RAR-β occupies a RARE on Lingo-1, repressing its expression
Typically, the nuclear receptor RAR-β bound by its ligand RA forms a heterodimer with the retinoid X receptor (RXR), binds to RAREs in gene promoters, and activates transcription (Chambon, 1996). However, there have been several documented cases in which RAR-β was found to occupy promoters independently from RXR and to repress transcription (Glass et al., 1989; Lipkin et al., 1992; Schoorlemmer et al., 1994).

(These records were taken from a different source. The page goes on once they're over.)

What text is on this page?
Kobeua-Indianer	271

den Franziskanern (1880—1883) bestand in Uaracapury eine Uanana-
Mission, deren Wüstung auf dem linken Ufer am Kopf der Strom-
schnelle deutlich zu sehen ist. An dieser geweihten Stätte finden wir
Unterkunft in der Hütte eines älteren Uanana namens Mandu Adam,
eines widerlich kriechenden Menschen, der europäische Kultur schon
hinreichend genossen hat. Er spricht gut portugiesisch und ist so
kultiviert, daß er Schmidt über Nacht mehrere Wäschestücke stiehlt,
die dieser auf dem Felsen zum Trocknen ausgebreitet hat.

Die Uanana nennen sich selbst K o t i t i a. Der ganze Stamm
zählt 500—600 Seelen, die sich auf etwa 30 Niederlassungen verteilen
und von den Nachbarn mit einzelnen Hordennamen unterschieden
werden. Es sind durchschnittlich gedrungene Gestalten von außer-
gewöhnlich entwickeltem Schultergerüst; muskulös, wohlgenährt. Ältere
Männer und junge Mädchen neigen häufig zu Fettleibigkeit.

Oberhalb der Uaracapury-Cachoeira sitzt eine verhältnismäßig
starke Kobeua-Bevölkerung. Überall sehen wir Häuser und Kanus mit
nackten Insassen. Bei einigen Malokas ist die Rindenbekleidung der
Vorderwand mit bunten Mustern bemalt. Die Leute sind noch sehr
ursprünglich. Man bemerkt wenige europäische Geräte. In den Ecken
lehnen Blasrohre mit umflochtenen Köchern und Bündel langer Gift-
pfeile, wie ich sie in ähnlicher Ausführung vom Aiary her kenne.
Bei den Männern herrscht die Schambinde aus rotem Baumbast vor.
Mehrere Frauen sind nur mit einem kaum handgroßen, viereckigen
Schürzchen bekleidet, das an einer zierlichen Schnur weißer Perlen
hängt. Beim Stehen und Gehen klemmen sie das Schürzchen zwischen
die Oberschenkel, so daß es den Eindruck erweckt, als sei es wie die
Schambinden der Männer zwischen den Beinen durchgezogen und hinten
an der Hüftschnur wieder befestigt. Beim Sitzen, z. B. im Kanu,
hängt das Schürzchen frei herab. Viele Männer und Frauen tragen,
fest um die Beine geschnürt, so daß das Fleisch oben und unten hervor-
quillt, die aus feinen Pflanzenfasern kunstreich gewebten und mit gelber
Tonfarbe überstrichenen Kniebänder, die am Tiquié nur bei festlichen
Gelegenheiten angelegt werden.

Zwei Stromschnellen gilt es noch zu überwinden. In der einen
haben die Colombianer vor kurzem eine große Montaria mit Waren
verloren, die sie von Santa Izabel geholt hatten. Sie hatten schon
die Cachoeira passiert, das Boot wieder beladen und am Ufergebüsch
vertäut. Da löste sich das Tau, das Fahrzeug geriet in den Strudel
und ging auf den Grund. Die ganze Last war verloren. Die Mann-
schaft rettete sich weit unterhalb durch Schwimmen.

To specifically explore whether RAR-β acts as a repressor of Lingo-1 gene expression, we electroporated both wild-type and RAR-β−/− CGNs cultured on PDL or myelin with human RAR-β2 in combination with RA or vehicle and measured Lingo-1 expression by real-time RT-PCR. In wild type, whereas RA treatment alone repressed Lingo-1 expression, RAR-β2 overexpression alone only partially repressed Lingo-1, but in combination with RA, it fully attenuated myelin-induced Lingo-1 expression (Fig. 3 A). In RAR-β−/−, RA alone could not inhibit Lingo-1, likely as a result of the absence of basal RAR-β expression; however, exogenous overexpression of RAR-β2 alone inhibited myelin-induced Lingo-1 expression, an effect that was enhanced with additional RA treatment (Fig. 3 B). Subsequent chromatin immunoprecipitation (ChIP) experiments demonstrated that RAR-β specifically occupies the Lingo-1 in silico–predicted RARE1, but not the RARE2 (Fig. 3 C), in a chromatin environment (Fig. 3 D). Interestingly, Lingo-1 promoter occupancy was strongly enhanced by RA when CGNs were plated on myelin, whereas myelin itself reduced RAR-β occupancy in comparison with neurons on PDL (Fig. 3 D). As RAR-β occupies RAREs as a homodimer or as a heterodimer with RXR (Chambon, 1996; Vernet et al., 2006), we sought to determine whether RXR also underwent myelin- or RA-dependent changes in Lingo-1 promoter occupancy on the RARE1 or RARE2. To this end, we performed a ChIP with the RXR antibody that showed no change in myelin- or RA-dependent Lingo-1 promoter occupancy (Fig. 3 E), suggesting that myelin and RA specifically regulate RAR-β occupancy of the Lingo-1 promoter.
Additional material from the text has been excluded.